Two state buffers per parameter (s and delta):

%matplotlib inline
from d2l import torch as d2l
import torch

def init_adadelta_states(feature_dim):
    s_w, s_b = d2l.zeros((feature_dim, 1)), d2l.zeros(1)
    delta_w, delta_b = d2l.zeros((feature_dim, 1)), d2l.zeros(1)
    return ((s_w, delta_w), (s_b, delta_b))

def adadelta(params, states, hyperparams):
    rho, eps = hyperparams['rho'], 1e-5
    for p, (s, delta) in zip(params, states):
        with torch.no_grad():
            # In-place updates via [:]
            s[:] = rho * s + (1 - rho) * torch.square(p.grad)
            g = (torch.sqrt(delta + eps) / torch.sqrt(s + eps)) * p.grad
            p[:] -= g
            delta[:] = rho * delta + (1 - rho) * g * g
        p.grad.data.zero_()
data_iter, feature_dim = d2l.get_data_ch11(batch_size=10)
d2l.train_ch11(adadelta, init_adadelta_states(feature_dim),
               {'rho': 0.9}, data_iter, feature_dim);

loss: 0.243, 0.100 sec/epoch

The loss curve should be read as a scale-adaptation demo: Adadelta trains without the hand-picked global learning rate that earlier optimizers needed.

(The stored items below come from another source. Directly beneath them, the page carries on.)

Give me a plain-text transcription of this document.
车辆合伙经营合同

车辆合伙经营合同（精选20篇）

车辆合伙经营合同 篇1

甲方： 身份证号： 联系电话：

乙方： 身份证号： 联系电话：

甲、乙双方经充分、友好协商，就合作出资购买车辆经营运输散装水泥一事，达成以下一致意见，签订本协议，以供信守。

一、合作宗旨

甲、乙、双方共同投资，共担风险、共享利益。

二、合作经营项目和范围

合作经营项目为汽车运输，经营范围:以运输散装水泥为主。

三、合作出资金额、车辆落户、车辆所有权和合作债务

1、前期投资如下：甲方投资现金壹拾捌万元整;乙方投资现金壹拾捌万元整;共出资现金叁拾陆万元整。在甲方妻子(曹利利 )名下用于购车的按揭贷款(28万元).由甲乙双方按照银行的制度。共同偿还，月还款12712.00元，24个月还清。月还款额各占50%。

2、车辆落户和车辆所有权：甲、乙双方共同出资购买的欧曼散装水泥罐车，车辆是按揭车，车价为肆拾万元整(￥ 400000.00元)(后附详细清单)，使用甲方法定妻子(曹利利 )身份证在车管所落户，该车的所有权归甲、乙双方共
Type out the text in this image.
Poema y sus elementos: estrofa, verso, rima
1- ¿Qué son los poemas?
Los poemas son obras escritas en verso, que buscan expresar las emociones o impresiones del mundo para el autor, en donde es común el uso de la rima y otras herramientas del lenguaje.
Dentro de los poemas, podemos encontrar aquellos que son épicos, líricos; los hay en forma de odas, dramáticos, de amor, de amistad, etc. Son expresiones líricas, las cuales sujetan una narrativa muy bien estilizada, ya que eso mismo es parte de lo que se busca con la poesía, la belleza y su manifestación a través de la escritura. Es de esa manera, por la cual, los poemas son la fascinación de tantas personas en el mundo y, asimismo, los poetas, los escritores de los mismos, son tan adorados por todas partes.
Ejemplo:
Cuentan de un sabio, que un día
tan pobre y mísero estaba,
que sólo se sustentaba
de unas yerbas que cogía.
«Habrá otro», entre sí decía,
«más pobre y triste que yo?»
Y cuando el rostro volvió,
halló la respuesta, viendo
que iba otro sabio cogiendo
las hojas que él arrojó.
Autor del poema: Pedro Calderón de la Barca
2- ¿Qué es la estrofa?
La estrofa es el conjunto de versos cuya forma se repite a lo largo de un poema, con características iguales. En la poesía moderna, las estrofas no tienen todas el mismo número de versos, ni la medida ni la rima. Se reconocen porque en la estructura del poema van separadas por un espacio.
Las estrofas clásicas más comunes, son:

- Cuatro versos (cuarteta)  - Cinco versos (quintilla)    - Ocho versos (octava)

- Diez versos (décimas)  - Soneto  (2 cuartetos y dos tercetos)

Concise: framework Adadelta

trainer = torch.optim.Adadelta
d2l.train_concise_ch11(trainer, {'rho': 0.9}, data_iter)

loss: 0.243, 0.079 sec/epoch

Recap

  • Two EMAs: squared gradients \mathbf{s}_t and squared updates \mathbf{u}_t.
  • Per-parameter step is the ratio \sqrt{\mathbf{u}_{t-1}}/\sqrt{\mathbf{s}_t}, dimensionally consistent — drops the explicit learning rate.
  • Less popular today than Adam, but a good case study in scale-invariant optimization design.